Painful to hear Mitt Romney stumble on his English — rare for him.
I didn't hear him stumble in the recent debates, but I have been surprised to hear him use the odious "my wife and I" construction (or something similar), following a preposition. Jay, you give some solecisms a pass that I don't; I ascribe such lapses to your forgiving nature. But please stand firm with that one. The alternative is unbearable.
Speaking of Romney surprises, I was pretty much amazed to hear the Harvard Law grad say he didn't know whether states could constitutionally ban contraceptives. His overall response in that exchange was great, but how could he not know (or at least have an opinion) about Griswold v. Connecticut's penumbras and emanations?
Hardcastle, I just posted regarding the contraception issue and just now saw your post. Your the only other person I know who was also taken aback by Mitt's lack of knowledge on that issue. Thanks for pointing it out.
Could we PLEASE stop accepting and using the Left's memes? "You didn't serve, so you're a chickenhawk," "if you ever ran a business, you fired people for profit", and the silliest of all, "they only attack us because of what we have been doing to them."
Give me--give us all--a break.
The military won't take every volunteer, and if you are in certain career tracks or were married with children back in the 60s, serving in the military could be an ordeal (and I'm speaking as a Vietnam era military brat and as a veteran in my own right). If you have certain health issues, they just won't take you, regardless of your other qualifications. As a taxpayer and a citizen, you still have a right to an opinion about military policy whether you have ever been allowed or wanted to serve.

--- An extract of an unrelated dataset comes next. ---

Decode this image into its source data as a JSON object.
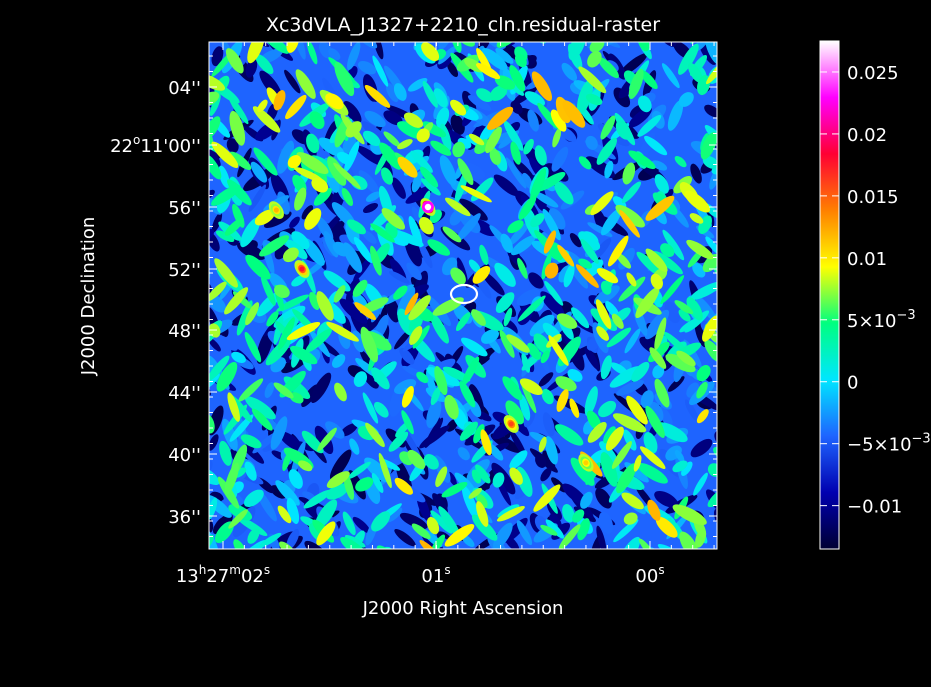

The older and bigger a business gets, the more bloated with bureaucrats and hangers on it becomes. Sometimes, you have to get rid of them so that the productive workers can make the business profitable again. That's life. And by the way, isn't that how most of us would like to see most of our government departments treated by the incoming Republican administration?
Finally, for Dr. Paul and his supporters, a dose of reality: the United States is so large and economically powerful that whatever we do, someone benefits and someone else doesn't. Some people actually lose out because of things we do, and it is unavoidable. As long as we do business outside of our own borders, we need a military strong enough to protect our interests, and as long as we are the biggest and strongest economy, people are going to hate us because of our prosperity and freedoms, and they will attack us when they think that they can get away with it.
Turning the other cheek is a personal decision, and no responsible head of state has the right to decide not to protect his nation's people or their interests. That alone disqualifies Dr Paul in my book.